Oaklawn Racing and Gaming’s Rebel Stakes proved to be a record-setting day on Saturday. The Arkansas track drew national attention for splitting its Rebel Stakes into two divisions, which allowed horses from California to fly in and take part in a Kentucky Derby prep race after Santa Anita was forced to cancel its March 9 running of San Felipe Stakes.

Jockey Mike Smith, inside, rode Omaha Beach to second division victory at the Rebel Stakes on Saturday at Oaklawn Racing and Gaming. The highly anticipated Kentucky Derby prep races drew a record crowd and set an all-time high for betting at the Arkansas track. (Image: Eclipse Sportswire)

Among the 3-year-olds who entered the field were Game Winner and Improbable, considered two of the top contenders for this year’s Run for the Roses.

Record-Breaking Handle

As a result, the track’s handle on Saturday was more than $16.2 million. Oaklawn Media Relations Manager Jennifer Hoyt, speaking to Casino.org, noted that broke the previous record, set during last year’s Arkansas Derby, by more than $60,000.

Saturday’s attendance was 45,500, which Hoyt said was an all-time high for the Rebel Stakes. Typically, the Rebel card attracts a crowd of around 37,000, and in the previous two years, the handle averaged around $10 million, she added.

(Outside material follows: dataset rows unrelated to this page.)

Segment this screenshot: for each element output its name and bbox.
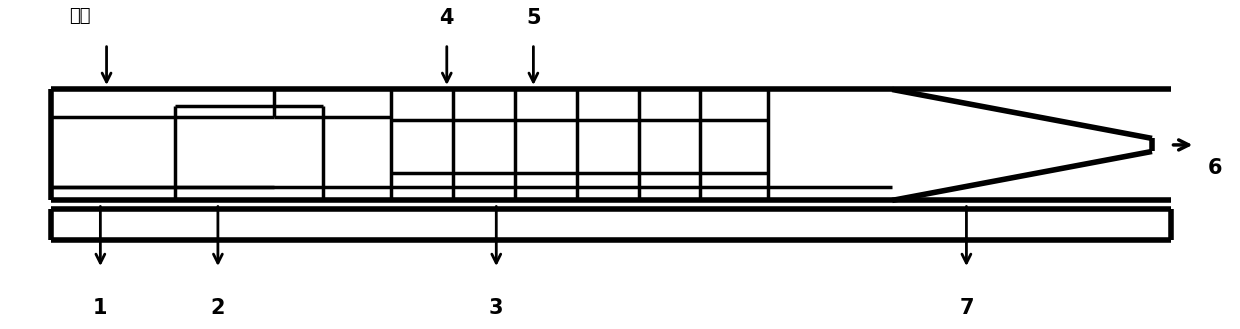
Text: 4: 4 bbox=[439, 8, 454, 28]
Text: 6: 6 bbox=[1208, 158, 1223, 178]
Text: 1: 1 bbox=[93, 298, 108, 318]
Text: 5: 5 bbox=[526, 8, 541, 28]
Text: 2: 2 bbox=[211, 298, 226, 318]
Text: 7: 7 bbox=[960, 298, 973, 318]
Text: 3: 3 bbox=[489, 298, 503, 318]
Text: 加样: 加样 bbox=[69, 7, 91, 25]
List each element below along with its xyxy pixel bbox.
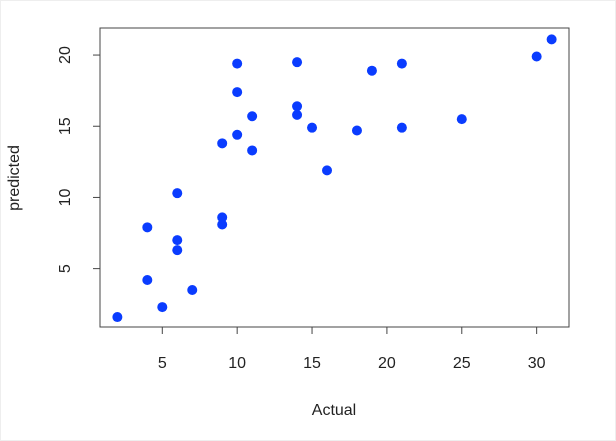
y-axis-label: predicted (6, 145, 23, 211)
point (396, 58, 407, 69)
point (351, 125, 362, 136)
point (217, 212, 228, 223)
point (172, 245, 183, 256)
point (142, 222, 153, 233)
point (366, 65, 377, 76)
point (172, 188, 183, 199)
point (157, 302, 168, 313)
x-tick-label: 20 (378, 355, 396, 372)
point (232, 87, 243, 98)
point (217, 138, 228, 149)
point (292, 57, 303, 68)
point (546, 34, 557, 45)
x-tick-label: 10 (228, 355, 246, 372)
y-tick-label: 15 (57, 117, 74, 135)
x-axis-label: Actual (312, 402, 356, 419)
point (187, 284, 198, 295)
point (142, 275, 153, 286)
point (307, 122, 318, 133)
x-tick-label: 30 (528, 355, 546, 372)
point (172, 235, 183, 246)
point (217, 219, 228, 230)
point (247, 111, 258, 122)
y-tick-label: 10 (57, 188, 74, 206)
point (292, 101, 303, 112)
point (232, 129, 243, 140)
y-tick-label: 20 (57, 46, 74, 64)
point (292, 109, 303, 120)
x-tick-label: 15 (303, 355, 321, 372)
point (232, 58, 243, 69)
point (531, 51, 542, 62)
x-tick-label: 25 (453, 355, 471, 372)
y-tick-label: 5 (57, 264, 74, 273)
point (247, 145, 258, 156)
x-tick-label: 5 (158, 355, 167, 372)
point (322, 165, 333, 176)
point (112, 312, 123, 323)
point (396, 122, 407, 133)
point (456, 114, 467, 125)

In addition to the two Grade II Rebel Stakes divisions — which awarded a total of $1.5 million in prize money — Oaklawn also hosted a pair of $350,000 races for older horses: the Grade II Azeri Stakes for fillies and mares and the Essex Handicap.

The record-breaker came just a few days after Oaklawn announced it would increase its purses for the rest of the 2019 meet, which ends on May 4. The move, which took effect last Thursday, was the third time this meet Oaklawn officials added money to its races.

The $1 million investment means that open allowance races now feature purses of $95,000, a bump of $7,000. Other races got bumps of between $2,000 and $4,000.

Gulfstream Offers Massive Jackpot

Bettors will have a chance to win $1.9 million when racing resumes Wednesday at Gulfstream Park, as the Florida track’s Rainbow 6 jackpot has not been claimed in over a month.

For 20 cents, bettors can pick a winner in six races. If there’s only one winning ticket, they walk off with the jackpot. If there are multiple tickets with the six winning horses, then they split 70 percent of that day’s betting pool. The other 30 percent is added to the running jackpot.

On Saturday, when gamblers vied for more than $1.7 million, nearly $550,000 in bets were made on the jackpot. More than 150 people ended up winning $2,487.94 apiece.

Since the meet began in December, the Rainbow 6 has been won seven times. The last time it went out was on Feb. 15 for $227,505.88.

Stronach Group Adds Weight to Program Info

Last week, The Stronach Group announced it would add new information to its programs to help bettors make their selections.

The company — which owns Gulfstream in Florida, Santa Anita and Golden Gate Fields in California, and Pimlico and Laurel Park in Maryland — will include the horse’s weight as part of its past performance information.

Stronach started collecting the data about a year ago, and each horse is weighed on a scale in the paddock.

“This is data-driven world, and we’re excited about adding this … to our programs as we continue our growth internationally,” TSG COO Tim Ritvo said in a statement. “Bettors and horsemen have used this information in the past to find out a horse’s optimum racing weight. We believe you can never provide enough information.”